Art. 17 - (L. du 08/02/02) Le porteur d’un titre frappé
d’opposition peut poursuivre la mainlevée de cette opposition de la manière
suivante :
v Il fera sommation à
l’opposant d’avoir à introduire, dans le mois, une demande en revendication,
qui sera portée devant le tribunal civil du domicile du porteur actuel du
titre ;
v Cette sommation sera
signifiée au domicile de l’opposant et, si celui-ci n’a pas de domicile connu
en France, au domicile élu dans l’opposition notifiée au syndicat des agents de
change de Paris ;
v Elle indiquera, autant que
possible, l’origine et la cause de la détention du titre, ainsi que la date à
partir de laquelle le porteur est à même d’en justifier ; en cas
d’acquisition par achat, elle indiquera le montant du prix d’achat et
contiendra aussi copie d’un certificat délivré par le syndicat des agents de
change, mentionnant la date à laquelle les titres ont paru pour la première
fois au bulletin, ledit certificat non soumis au droit d’enregistrement ;
v Si la sommation est faite à
la requête d’un agent de change dans les conditions prévues au paragraphe 4 de
l’article 13, elle devra contenir un extrait certifié conforme des livres de
l’agent de change constatant l’inscription des numéros des titres sur ces
livres avant leur publication au bulletin ;
v Cette sommation contiendra,
en outre, assignation de l’opposant à comparaître, dans un délai qui ne pourra
pas être moindre d’un mois, à l’audience des référés, devant le président du
tribunal du domicile du porteur, pour y entendre, dans le cas qui vont être
ci-après spécifiés, prononcer la mainlevée de l’opposition.

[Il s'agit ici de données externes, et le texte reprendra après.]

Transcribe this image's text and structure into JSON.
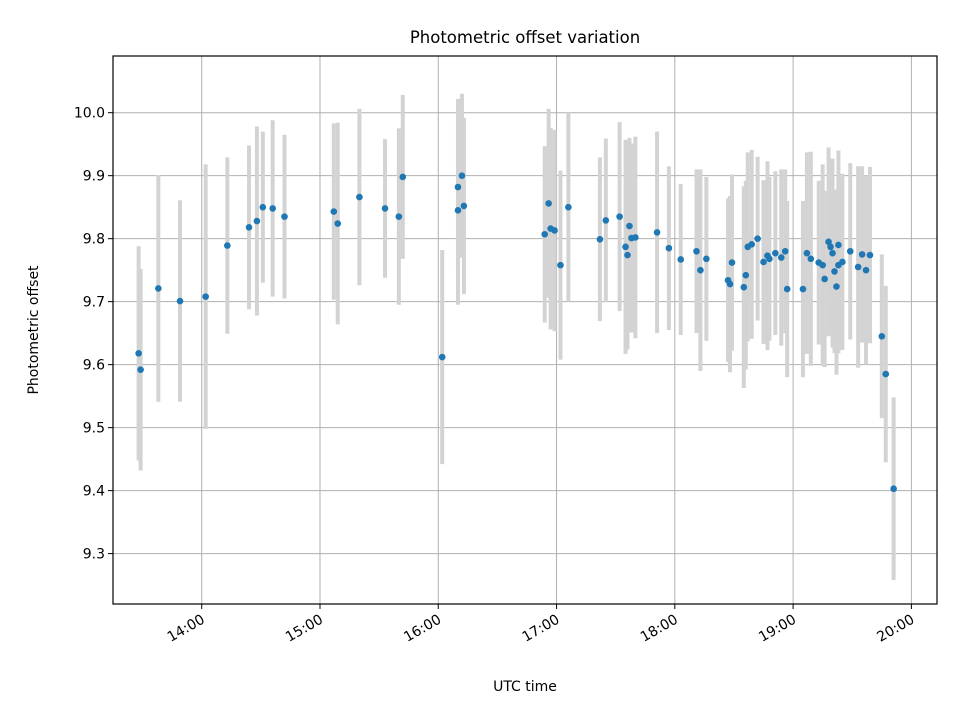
{
  "chart_data": {
    "type": "scatter",
    "title": "Photometric offset variation",
    "xlabel": "UTC time",
    "ylabel": "Photometric offset",
    "xlim": [
      "13:15",
      "20:13"
    ],
    "ylim": [
      9.22,
      10.09
    ],
    "xticks": [
      "14:00",
      "15:00",
      "16:00",
      "17:00",
      "18:00",
      "19:00",
      "20:00"
    ],
    "yticks": [
      "9.3",
      "9.4",
      "9.5",
      "9.6",
      "9.7",
      "9.8",
      "9.9",
      "10.0"
    ],
    "grid": true,
    "colors": {
      "points": "#1f77b4",
      "errorbars": "#d3d3d3",
      "grid": "#b0b0b0"
    },
    "series": [
      {
        "x": [
          "13:28",
          "13:29",
          "13:38",
          "13:49",
          "14:02",
          "14:13",
          "14:24",
          "14:28",
          "14:31",
          "14:36",
          "14:42",
          "15:07",
          "15:09",
          "15:20",
          "15:33",
          "15:40",
          "15:42",
          "16:02",
          "16:10",
          "16:10",
          "16:12",
          "16:13",
          "16:54",
          "16:56",
          "16:57",
          "16:59",
          "17:02",
          "17:06",
          "17:22",
          "17:25",
          "17:32",
          "17:35",
          "17:36",
          "17:37",
          "17:38",
          "17:40",
          "17:51",
          "17:57",
          "18:03",
          "18:11",
          "18:13",
          "18:16",
          "18:27",
          "18:28",
          "18:29",
          "18:35",
          "18:36",
          "18:37",
          "18:39",
          "18:42",
          "18:45",
          "18:47",
          "18:48",
          "18:51",
          "18:54",
          "18:56",
          "18:57",
          "19:05",
          "19:07",
          "19:09",
          "19:13",
          "19:15",
          "19:16",
          "19:18",
          "19:19",
          "19:20",
          "19:21",
          "19:22",
          "19:23",
          "19:23",
          "19:25",
          "19:29",
          "19:33",
          "19:35",
          "19:37",
          "19:39",
          "19:45",
          "19:47"
        ],
        "y": [
          9.618,
          9.592,
          9.721,
          9.701,
          9.708,
          9.789,
          9.818,
          9.828,
          9.85,
          9.848,
          9.835,
          9.843,
          9.824,
          9.866,
          9.848,
          9.835,
          9.898,
          9.612,
          9.845,
          9.882,
          9.9,
          9.852,
          9.807,
          9.856,
          9.816,
          9.813,
          9.758,
          9.85,
          9.799,
          9.829,
          9.835,
          9.787,
          9.774,
          9.82,
          9.801,
          9.802,
          9.81,
          9.785,
          9.767,
          9.78,
          9.75,
          9.768,
          9.734,
          9.728,
          9.762,
          9.723,
          9.742,
          9.787,
          9.791,
          9.8,
          9.763,
          9.773,
          9.768,
          9.777,
          9.77,
          9.78,
          9.72,
          9.72,
          9.777,
          9.768,
          9.762,
          9.758,
          9.736,
          9.795,
          9.787,
          9.777,
          9.748,
          9.724,
          9.758,
          9.79,
          9.763,
          9.78,
          9.755,
          9.775,
          9.75,
          9.774,
          9.645,
          9.585
        ],
        "err": [
          0.17,
          0.16,
          0.18,
          0.16,
          0.21,
          0.14,
          0.13,
          0.15,
          0.12,
          0.14,
          0.13,
          0.14,
          0.16,
          0.14,
          0.11,
          0.14,
          0.13,
          0.17,
          0.15,
          0.14,
          0.13,
          0.14,
          0.14,
          0.15,
          0.16,
          0.16,
          0.15,
          0.15,
          0.13,
          0.13,
          0.15,
          0.17,
          0.15,
          0.14,
          0.15,
          0.16,
          0.16,
          0.13,
          0.12,
          0.13,
          0.16,
          0.13,
          0.13,
          0.14,
          0.14,
          0.16,
          0.15,
          0.15,
          0.15,
          0.13,
          0.13,
          0.15,
          0.13,
          0.13,
          0.14,
          0.13,
          0.14,
          0.14,
          0.16,
          0.17,
          0.13,
          0.16,
          0.14,
          0.15,
          0.14,
          0.15,
          0.13,
          0.14,
          0.14,
          0.15,
          0.14,
          0.14,
          0.16,
          0.14,
          0.15,
          0.14,
          0.13,
          0.14
        ]
      },
      {
        "x": [
          "19:51"
        ],
        "y": [
          9.403
        ],
        "err": [
          0.145
        ]
      }
    ]
  }
}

Art. 18 - (L. du 08/02/02) Si au jour de l’audience
fixée par l’assignation pour la comparution en référé, l’opposant ne justifie
pas avoir introduit une demande en revendication, le juge des référés devra
prononcer la mainlevée immédiate.
Il en sera de même, quoique l’opposant ait introduit sa demande en
revendication, si le porteur justifie, par un bordereau d’agent de change ou
par d’autres actes probants et non suspects, antérieurs à l’opposition, qu’il
est propriétaire des valeurs revendiquées depuis une date antérieure à celle de
la publication de l’opposition, et si l’opposant n’offre pas le remboursement
du prix d’achat dans les conditions prévues par l’article 2280 du Code Civil.
Le juge des référés pourra
prononcer la mainlevée, même en dehors de toute justification de propriété de
la part du porteur, si l’opposant n’allègue à l’appui de sa demande en
revendication aucun fait, ou ne produit aucune pièce de nature à rendre vraisemblable
le bien-fondé de sa prétention.
Dans tous les cas où la
mainlevée sera prononcée, le juge des référés aura le droit de statuer sur les
dépens.
Sur la signification de l’ordonnance à l’établissement débiteur et au
syndicat accompagnée d’un certificat de non appel, délivré conformément aux
dispositions de l’article 548 du Code la procédure civile, l’établissement
débiteur et le syndicat devront considérer l’opposition comme nulle et non
avenue.
Ils seront quittes et
déchargés, sans pouvoir exiger d’autres pièces ou justifications.
Art. 19 - (L. du 08/02/02) Un décret en forme de
règlement d’administration publique déterminera :
1°
Les formes et les conditions de l’avis à donner en vertu du dernier
paragraphe de l’article 11 ;
2°
Les formes et les conditions dans lesquelles seront tenus les livres
visés par l’article 13, et destinés à l’inscription des titres vendus et livrés
par les donneurs d’ordre, ainsi que le contrôle auquel ils seront soumis.